Since today seems to be a quiz Friday, here’s an easy one to kick off this Friday Fillip. Who is this debonaire man?

guess


The Scot, Robert Louis Stevenson, or RLS as he’s known by aficionados, has a substantial website all to himself, known, unsurprisingly as the Robert Louis Stevenson Website. Here you’ll find photographs of the man (and boy), because Stevenson, of course, who lived from 1850 to 1894, was born during the first years of widespread public photography. You’ll learn that, like Samuel Pepys, he tootled on the flageolet — no, not that flageolet — and actually composed some works for it. And you can see the route he took in his travels through Europe, the United States (and not Canada), and across the Pacific to the South Seas, where he died.

Most of all, of course, you can read about his writing.
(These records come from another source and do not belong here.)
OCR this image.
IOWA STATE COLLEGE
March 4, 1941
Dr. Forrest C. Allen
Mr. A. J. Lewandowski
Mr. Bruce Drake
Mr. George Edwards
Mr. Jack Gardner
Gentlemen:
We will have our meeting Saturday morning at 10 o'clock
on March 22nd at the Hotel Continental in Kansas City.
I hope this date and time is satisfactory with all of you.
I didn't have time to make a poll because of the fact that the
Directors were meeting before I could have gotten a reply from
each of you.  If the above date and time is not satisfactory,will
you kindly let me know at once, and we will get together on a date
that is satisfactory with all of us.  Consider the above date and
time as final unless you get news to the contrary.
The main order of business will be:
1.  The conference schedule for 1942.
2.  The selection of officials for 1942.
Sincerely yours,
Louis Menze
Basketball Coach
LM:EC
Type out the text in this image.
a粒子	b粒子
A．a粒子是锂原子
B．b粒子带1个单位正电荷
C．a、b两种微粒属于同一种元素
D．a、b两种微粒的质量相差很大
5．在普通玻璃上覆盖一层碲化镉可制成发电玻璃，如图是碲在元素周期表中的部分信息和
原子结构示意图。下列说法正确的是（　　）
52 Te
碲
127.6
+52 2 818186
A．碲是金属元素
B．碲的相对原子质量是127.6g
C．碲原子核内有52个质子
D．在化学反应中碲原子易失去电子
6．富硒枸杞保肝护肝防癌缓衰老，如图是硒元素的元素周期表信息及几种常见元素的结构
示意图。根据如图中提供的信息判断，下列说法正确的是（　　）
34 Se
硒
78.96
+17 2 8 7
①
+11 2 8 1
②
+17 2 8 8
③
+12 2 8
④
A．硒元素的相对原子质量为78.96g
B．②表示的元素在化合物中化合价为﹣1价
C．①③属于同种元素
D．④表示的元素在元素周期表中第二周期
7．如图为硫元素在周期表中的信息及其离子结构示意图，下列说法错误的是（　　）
He is famous for The Strange Case of Dr Jekyll and Mr Hyde, Kidnapped, and Treasure Island, which for me was his best, with its tale of “fifteen men on the dead man’s chest,” Long John Silver, Captain Flint, and the dreadful Blind Pew with his tap-tap-tapping. If you haven’t read these — or haven’t re-read them recently — you might want to do so in the virtual books provided on the site, turn-the-page photographs of actual first editions. Or you might prefer to let Librivox read them to you as you sit in traffic, ready to daydream (J&H, K, TI).

But RLS wrote in just about every genre that there was — essays, travel writing, short stories, poetry — perhaps you were read to from A Child’s Garden of Versesplays and biography, as well as thirteen novels and romances.
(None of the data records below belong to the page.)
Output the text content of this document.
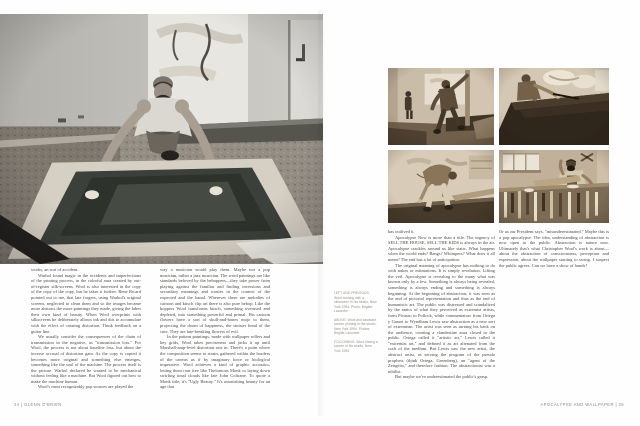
works, an sort of accident.

Warhol found magic in the accidents and imperfections of the printing process, in the colorful aura created by out-of-register silk-screens. Wool is also interested in the copy of the copy of the copy, but he takes it further. Rene Ricard pointed out to me, that late forgers, using Warhol's original screens, neglected to clean them and so the images became more abstract the more paintings they made, giving the fakes their own kind of beauty. When Wool overprints with silkscreens he deliberately allows ink and dirt to accumulate with the effect of creating distortion. Think feedback on a guitar line.

We usually consider the consequences of the chain of transmission in the negative, as "transmission loss." For Wool, the process is not about baseline loss, but about the inverse accrual of distortion gain. As the copy is copied it becomes more original and something else emerges, something like the soul of the machine. The process itself is the picture. Warhol declared he wanted to be mechanical without feeling like a machine. But Wool figured out how to make the machine human.

Wool's most recognizably pop sources are played the

way a musician would play them. Maybe not a pop musician, rather a jazz musician. The word paintings are like standards beloved by the beboppers—they take power from playing against the familiar and finding inversions and secondary meanings and ironies in the context of the expected and the banal. Wherever there are melodies of cartoon and kitsch clip art there is also pure bebop. Like the boppers Wool transforms kitsch, something overused and depleted, into something powerful and primal. His cartoon flowers have a sort of skull-and-bones mojo to them, projecting the doom of happiness, the sinister bond of the cute. They are late-breaking flowers of evil.

In the pattern paintings, made with wallpaper rollers and key grids, Wool takes preciseness and jacks it up until Marshall-amp-level distortion sets in. There's a point where the composition seems to strain, gathered within the borders of the canvas as if by imaginary force or biological imperative. Wool achieves a kind of graphic acoustics, letting them roar free like Thelonious Monk or laying down swirling tonal clouds like late John Coltrane. To quote a Monk title, it's "Ugly Beauty." It's astonishing beauty for an age that

24 | GLENN O'BRIEN

LEFT AND PREVIOUS: Wool working with a silkscreen in his studio, New York 1994. Photo: Brigitte Lacombe

ABOVE: Wool and assistant screen printing in the studio, New York 1994. Photos: Brigitte Lacombe

FOLLOWING: Wool rinsing a screen in his studio, New York 1994

has outlived it.

Apocalypse Now is more than a title. The urgency of SELL THE HOUSE, SELL THE KIDS is always in the air. Apocalypse crackles around us like static. What happens when the world ends? Bangs? Whimpers? What does it all mean? The end has a lot of anticipation.

The original meaning of apocalypse has nothing to do with nukes or estimations. It is simply revelation. Lifting the veil. Apocalypse is revealing to the many what was known only by a few. Something is always being revealed, something is always ending and something is always beginning. At the beginning of abstraction, it was seen as the end of pictorial representation and thus as the end of humanistic art. The public was distressed and scandalized by the antics of what they perceived as extremist artists, from Picasso to Pollock, while commentators from Ortega y Gasset to Wyndham Lewis saw abstraction as a new sort of extremism. The artist was seen as turning his back on the audience, creating a clandestine aura closed to the public. Ortega called it "artistic art," Lewis called it "extremist art," and defined it as art alienated from the craft of the medium. But Lewis saw the new artist, the abstract artist, as serving the program of the pseudo prophets (think Ortega, Greenberg), an "agent of the Zeitgeist," and therefore fashion. The abstractionist was a nihilist.

But maybe we've underestimated the public's grasp.

Or as our President says, "misunderestimated." Maybe this is a pop apocalypse. The idea, understanding of abstraction is now open to the public. Abstraction is nature now. Ultimately that's what Christopher Wool's work is about—about the abstraction of consciousness, perception and expression, about the wallpaper starting to swing. I suspect the public agrees. Can we have a show of hands?

APOCALYPSE AND WALLPAPER | 25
There’s a lot more on the site about this passionate man who fought with Samoans for freedom from colonial rule; who married “an independent American woman” in Paris, separated from her husband and two children; and who trained in his youth for lighthouse engineering and also studied law. Bounce around the RLS site for fun or scan the really helpful site map if you’re interested in something particular. Let yourself get carried away.

Comments

  1. Surprised that readers haven’t tumbled to the Canadian connection here, which is that in Scotland the Stevenson family was famous as the great innovators in lighthouse design, and that Stevenson designed lights were recycled to Newfoundland where they can be seen to this day at Cape Bonavista, Rose Blanche and Ferryland

    Slaw readers may be captivated by the Seward prosecution for duck hunting on lighthouse property, which reads like something out of the 1928 Rockbound by Frank Parker Day [yes I know that’s Nova Scotia].